Il avait eut envie de répliquer à ce commentaire qu’on lui avait balancé et puis il avait mis un pouce, avait écrit deux trois bafouilles autour de l’écrivain qu’il aimait , et aussi de tous les écrivains qu’il aimait et qui racontaient leur vie de looser dans le fond et maintenant que son énervement était retombé, ils s’apercevait que toute la littérature qu’il préférait tournait effectivement autour de ce thème, la chute, la rupture, l’impuissance à réaliser ses rêves, ou du moins la grande difficulté que chacun d’eux raconte au fil des récits.

Il descendit fumer dans la cour et malgré le crachin désagréable il resta là à regarder le ciel de nuit. De gros nuages traversés néanmoins par l’éclat de la pleine lune. Il se sentait bien, calme tout à coup au terme de cette journée de désœuvrement qui lui avait mis les nerfs en pelote.

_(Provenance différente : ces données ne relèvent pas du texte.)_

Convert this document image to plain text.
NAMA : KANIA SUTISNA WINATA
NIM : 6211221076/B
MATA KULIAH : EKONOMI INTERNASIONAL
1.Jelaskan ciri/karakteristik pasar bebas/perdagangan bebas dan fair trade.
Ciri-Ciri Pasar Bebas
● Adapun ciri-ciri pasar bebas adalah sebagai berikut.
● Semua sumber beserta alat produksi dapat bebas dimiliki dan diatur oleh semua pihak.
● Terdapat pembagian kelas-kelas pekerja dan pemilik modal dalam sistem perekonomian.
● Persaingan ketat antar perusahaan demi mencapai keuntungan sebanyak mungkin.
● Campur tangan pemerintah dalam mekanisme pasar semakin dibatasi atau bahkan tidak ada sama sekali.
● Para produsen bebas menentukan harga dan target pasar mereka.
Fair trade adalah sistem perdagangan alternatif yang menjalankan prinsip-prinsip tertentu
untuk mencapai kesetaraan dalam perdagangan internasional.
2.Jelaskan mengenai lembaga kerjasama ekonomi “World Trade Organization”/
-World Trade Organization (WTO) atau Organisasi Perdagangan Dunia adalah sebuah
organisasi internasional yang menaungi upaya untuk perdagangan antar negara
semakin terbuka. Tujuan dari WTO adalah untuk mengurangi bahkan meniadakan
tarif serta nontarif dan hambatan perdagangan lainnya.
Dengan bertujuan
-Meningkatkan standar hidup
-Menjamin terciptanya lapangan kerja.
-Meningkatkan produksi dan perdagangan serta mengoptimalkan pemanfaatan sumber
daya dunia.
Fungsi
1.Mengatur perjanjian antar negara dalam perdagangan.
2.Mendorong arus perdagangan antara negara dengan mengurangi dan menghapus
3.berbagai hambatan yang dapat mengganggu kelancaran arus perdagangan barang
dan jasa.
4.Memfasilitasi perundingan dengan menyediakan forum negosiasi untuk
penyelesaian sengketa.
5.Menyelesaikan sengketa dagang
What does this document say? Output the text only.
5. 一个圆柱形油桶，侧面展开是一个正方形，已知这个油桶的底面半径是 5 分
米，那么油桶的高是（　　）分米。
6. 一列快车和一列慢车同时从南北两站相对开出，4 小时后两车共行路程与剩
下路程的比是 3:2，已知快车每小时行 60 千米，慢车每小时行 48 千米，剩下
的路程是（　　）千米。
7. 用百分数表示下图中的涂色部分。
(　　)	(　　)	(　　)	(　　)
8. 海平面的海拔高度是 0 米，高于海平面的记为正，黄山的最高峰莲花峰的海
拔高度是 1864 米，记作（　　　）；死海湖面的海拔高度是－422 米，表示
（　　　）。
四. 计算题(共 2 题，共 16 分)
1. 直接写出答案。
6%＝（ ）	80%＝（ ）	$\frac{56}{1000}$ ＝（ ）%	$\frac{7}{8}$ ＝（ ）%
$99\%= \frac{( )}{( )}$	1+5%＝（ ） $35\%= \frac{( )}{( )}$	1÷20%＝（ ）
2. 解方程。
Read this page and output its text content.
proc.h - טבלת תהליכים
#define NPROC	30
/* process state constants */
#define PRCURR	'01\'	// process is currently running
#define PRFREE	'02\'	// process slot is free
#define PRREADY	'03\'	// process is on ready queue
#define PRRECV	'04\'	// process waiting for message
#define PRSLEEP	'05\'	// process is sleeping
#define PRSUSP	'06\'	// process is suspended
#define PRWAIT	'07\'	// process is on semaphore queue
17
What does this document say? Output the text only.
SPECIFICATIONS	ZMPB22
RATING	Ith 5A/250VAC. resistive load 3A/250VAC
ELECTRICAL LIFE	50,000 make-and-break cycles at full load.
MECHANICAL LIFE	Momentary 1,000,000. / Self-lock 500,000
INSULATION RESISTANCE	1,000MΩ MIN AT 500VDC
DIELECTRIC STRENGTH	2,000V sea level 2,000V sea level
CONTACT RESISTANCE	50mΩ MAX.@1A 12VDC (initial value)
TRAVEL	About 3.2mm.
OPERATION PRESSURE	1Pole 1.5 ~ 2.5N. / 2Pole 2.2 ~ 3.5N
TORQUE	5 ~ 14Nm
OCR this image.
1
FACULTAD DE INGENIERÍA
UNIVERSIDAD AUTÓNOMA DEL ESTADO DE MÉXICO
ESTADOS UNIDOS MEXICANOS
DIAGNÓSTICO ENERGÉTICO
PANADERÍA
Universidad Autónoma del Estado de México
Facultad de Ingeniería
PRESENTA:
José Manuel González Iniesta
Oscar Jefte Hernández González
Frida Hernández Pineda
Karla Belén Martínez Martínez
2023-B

Alors soudain il vit toutes les possibilités de sa vie en une fraction de seconde continuer leur route sans lui. C’était comme si l’univers avait d’une main clémente écarté tous les voiles qui l’aveuglaient.

Il vit tous ceux qui étaient lui et qui avaient, par leurs choix, emprunté une route parallèle, il y avait là un chanteur qui avait rencontré le succès dans les années 90 et qui désormais finissait sa carrière dans les salles des fêtes de communes rurales, il y avait le grand écrivain qui vivait seul dans un cottage irlandais avec ses chats et ses chiens et un bon feu de bois qui crépite. Il y avait aussi tous ceux qui n’avaient pas fait de connerie, qui était restés avec leurs compagnes vieillissantes désormais dont il s’était méthodiquement séparé au cours du temps.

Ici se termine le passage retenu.